Recent increases in milk prices are not just a sign of where markets are going, but a sign that processors are concerned farmers may reduce supplies, ICMSA Dairy Committee Chairman Gerald Quain has said.

While welcoming the decision of Glanbia, Lakeland Dairies and Arrabawn to increase their milk prices, Quain said processors are now concerned that farmers might avail of the Voluntary Supply Reduction Scheme this autumn rather than produce milk.

“The mood music coming from milk processors has changed considerably since this scheme was announced on July 18 because they’re under pressure to secure supplies for the coming autumn.

“Markets have also bounced and farmers need to see these improvements immediately given the massive financial pressures they’re under right now”, he said.

“Milk prices are going to have to increase across the board but the pressure is heaviest on those co-ops paying the lowest milk prices who’re going to have to move faster to catch up with those at the top.”
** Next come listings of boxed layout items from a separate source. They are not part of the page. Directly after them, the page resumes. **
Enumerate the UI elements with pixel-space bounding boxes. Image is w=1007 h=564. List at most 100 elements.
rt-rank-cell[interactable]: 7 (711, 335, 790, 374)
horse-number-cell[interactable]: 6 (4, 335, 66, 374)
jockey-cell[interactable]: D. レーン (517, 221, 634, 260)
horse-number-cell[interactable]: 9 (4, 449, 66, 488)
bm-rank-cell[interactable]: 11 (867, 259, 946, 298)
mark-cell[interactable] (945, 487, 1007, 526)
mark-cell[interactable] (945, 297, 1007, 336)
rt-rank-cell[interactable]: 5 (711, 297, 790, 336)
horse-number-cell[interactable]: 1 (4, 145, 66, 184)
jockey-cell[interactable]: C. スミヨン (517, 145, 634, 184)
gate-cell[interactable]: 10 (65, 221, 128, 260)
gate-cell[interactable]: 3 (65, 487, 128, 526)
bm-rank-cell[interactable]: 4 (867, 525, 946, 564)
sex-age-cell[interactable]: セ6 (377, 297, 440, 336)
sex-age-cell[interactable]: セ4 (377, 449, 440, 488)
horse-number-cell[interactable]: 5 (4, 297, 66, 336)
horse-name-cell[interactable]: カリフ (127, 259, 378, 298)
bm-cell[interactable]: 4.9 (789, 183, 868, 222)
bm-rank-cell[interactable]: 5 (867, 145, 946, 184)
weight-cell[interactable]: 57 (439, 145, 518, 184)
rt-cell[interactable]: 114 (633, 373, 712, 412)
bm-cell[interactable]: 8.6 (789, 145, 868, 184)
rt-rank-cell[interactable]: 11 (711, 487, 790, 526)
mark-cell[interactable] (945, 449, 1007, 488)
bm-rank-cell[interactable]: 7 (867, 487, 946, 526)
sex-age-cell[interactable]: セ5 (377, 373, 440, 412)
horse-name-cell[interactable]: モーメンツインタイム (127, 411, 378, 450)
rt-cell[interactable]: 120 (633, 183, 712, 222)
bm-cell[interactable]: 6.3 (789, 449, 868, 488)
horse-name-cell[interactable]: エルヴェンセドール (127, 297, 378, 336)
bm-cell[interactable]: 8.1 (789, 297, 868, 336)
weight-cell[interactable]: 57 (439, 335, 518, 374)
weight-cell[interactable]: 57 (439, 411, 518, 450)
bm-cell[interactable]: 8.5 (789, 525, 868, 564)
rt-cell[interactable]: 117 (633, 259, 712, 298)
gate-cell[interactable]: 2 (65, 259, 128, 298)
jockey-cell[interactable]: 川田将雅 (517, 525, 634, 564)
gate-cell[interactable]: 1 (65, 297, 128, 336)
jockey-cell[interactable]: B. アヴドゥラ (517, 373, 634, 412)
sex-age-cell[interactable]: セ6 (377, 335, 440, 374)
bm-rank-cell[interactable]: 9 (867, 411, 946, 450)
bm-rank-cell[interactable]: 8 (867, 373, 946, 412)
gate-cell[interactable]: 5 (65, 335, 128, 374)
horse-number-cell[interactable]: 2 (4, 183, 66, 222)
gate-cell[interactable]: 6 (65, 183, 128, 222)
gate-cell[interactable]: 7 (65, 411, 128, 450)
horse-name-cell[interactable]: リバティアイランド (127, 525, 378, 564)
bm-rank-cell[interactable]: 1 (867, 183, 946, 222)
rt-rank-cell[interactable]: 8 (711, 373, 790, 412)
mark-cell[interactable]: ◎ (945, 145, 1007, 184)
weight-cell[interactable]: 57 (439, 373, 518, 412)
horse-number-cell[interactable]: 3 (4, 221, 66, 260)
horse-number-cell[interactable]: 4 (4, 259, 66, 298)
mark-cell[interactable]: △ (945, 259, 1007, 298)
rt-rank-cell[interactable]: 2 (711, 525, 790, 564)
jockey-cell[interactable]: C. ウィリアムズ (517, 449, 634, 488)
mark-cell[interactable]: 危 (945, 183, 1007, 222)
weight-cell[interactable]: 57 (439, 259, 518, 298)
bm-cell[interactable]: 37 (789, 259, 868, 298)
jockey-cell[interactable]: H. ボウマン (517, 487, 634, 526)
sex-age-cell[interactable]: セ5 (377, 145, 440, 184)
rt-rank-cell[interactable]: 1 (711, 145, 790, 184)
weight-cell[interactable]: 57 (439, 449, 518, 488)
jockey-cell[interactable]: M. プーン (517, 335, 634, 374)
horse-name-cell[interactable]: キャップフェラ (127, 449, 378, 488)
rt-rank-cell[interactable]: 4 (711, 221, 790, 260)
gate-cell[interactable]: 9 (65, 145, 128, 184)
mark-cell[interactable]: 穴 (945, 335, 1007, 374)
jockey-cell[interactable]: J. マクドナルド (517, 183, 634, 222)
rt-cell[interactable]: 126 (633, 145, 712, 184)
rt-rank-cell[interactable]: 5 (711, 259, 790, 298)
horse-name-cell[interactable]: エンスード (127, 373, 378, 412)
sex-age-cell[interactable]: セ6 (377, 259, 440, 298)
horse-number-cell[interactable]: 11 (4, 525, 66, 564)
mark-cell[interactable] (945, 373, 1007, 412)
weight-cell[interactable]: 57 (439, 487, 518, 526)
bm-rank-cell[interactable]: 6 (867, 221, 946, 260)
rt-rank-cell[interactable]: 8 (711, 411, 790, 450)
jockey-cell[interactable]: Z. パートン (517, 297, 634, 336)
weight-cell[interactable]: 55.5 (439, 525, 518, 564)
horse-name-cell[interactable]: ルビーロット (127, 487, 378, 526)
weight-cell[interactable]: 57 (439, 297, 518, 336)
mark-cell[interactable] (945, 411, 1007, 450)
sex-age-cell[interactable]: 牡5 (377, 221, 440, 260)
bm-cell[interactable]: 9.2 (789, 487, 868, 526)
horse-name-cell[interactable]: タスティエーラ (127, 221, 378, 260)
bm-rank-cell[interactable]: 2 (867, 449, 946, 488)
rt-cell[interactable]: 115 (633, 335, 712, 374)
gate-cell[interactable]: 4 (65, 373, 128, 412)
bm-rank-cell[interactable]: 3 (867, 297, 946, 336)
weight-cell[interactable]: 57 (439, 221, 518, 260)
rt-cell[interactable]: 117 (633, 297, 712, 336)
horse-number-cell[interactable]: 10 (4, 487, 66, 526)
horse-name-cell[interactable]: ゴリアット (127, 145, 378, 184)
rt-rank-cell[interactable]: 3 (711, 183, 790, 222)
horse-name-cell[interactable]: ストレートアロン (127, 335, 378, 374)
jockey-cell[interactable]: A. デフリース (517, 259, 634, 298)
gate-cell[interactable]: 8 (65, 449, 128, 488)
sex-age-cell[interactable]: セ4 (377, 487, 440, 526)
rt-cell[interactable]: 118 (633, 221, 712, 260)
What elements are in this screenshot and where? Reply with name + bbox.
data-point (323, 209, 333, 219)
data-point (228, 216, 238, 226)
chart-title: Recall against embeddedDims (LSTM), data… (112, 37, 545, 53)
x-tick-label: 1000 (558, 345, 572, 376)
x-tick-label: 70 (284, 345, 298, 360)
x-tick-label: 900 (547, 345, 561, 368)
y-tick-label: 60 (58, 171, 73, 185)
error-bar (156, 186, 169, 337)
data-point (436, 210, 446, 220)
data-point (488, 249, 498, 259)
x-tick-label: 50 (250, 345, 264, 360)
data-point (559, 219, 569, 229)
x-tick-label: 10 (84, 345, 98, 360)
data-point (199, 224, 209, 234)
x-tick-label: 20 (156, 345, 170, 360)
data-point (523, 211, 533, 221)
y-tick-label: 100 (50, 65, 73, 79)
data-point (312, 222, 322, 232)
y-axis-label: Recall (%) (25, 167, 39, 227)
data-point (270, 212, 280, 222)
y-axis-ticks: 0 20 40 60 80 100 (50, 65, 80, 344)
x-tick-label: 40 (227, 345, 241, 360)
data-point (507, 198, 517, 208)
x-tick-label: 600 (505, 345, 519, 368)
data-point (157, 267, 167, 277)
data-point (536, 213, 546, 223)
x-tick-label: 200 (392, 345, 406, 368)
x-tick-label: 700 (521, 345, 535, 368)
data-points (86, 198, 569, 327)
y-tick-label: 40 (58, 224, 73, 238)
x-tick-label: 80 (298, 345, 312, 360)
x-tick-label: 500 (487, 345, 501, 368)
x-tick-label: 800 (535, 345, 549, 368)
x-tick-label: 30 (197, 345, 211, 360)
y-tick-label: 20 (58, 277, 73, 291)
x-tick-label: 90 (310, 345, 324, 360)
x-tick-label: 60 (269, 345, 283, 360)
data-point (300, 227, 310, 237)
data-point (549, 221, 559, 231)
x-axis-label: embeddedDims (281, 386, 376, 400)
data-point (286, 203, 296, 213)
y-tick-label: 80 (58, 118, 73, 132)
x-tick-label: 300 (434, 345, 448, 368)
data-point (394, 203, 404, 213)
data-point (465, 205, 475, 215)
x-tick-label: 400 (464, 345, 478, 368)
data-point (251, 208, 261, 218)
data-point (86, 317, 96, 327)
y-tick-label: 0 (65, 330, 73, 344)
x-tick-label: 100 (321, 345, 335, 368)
A gap in milk prices at any stage is a major issue for suppliers but when prices are low the impact of such gaps becomes even greater and more urgent.

He also called on Aurivo, Dairygold and Kerry to reflect market returns in their prices and said the boards of these co-ops need to immediately move to close the gaps with the top paying co-ops.

“The Ornua index is returning a milk price of 23c/L and no co-op should be below this level at this time.  Frankly, farmers are sick of listening to certain co-ops alleging that others are cross-subsidising milk price as a justification for their own low prices – especially when they can see some of the better payers don’t have any ancillary businesses that they could use to cross-subsidise the milk price.”

Co-ops, he said, must grasp the fact that that farmers’ have an option this autumn not to produce milk and if they do not step up to the mark in terms of milk price immediately then farmers will draw the simple logical conclusion and cut back production.

“The first to feel that will be those co-ops that are paying an unjustifiably low milk at present,”  he warned.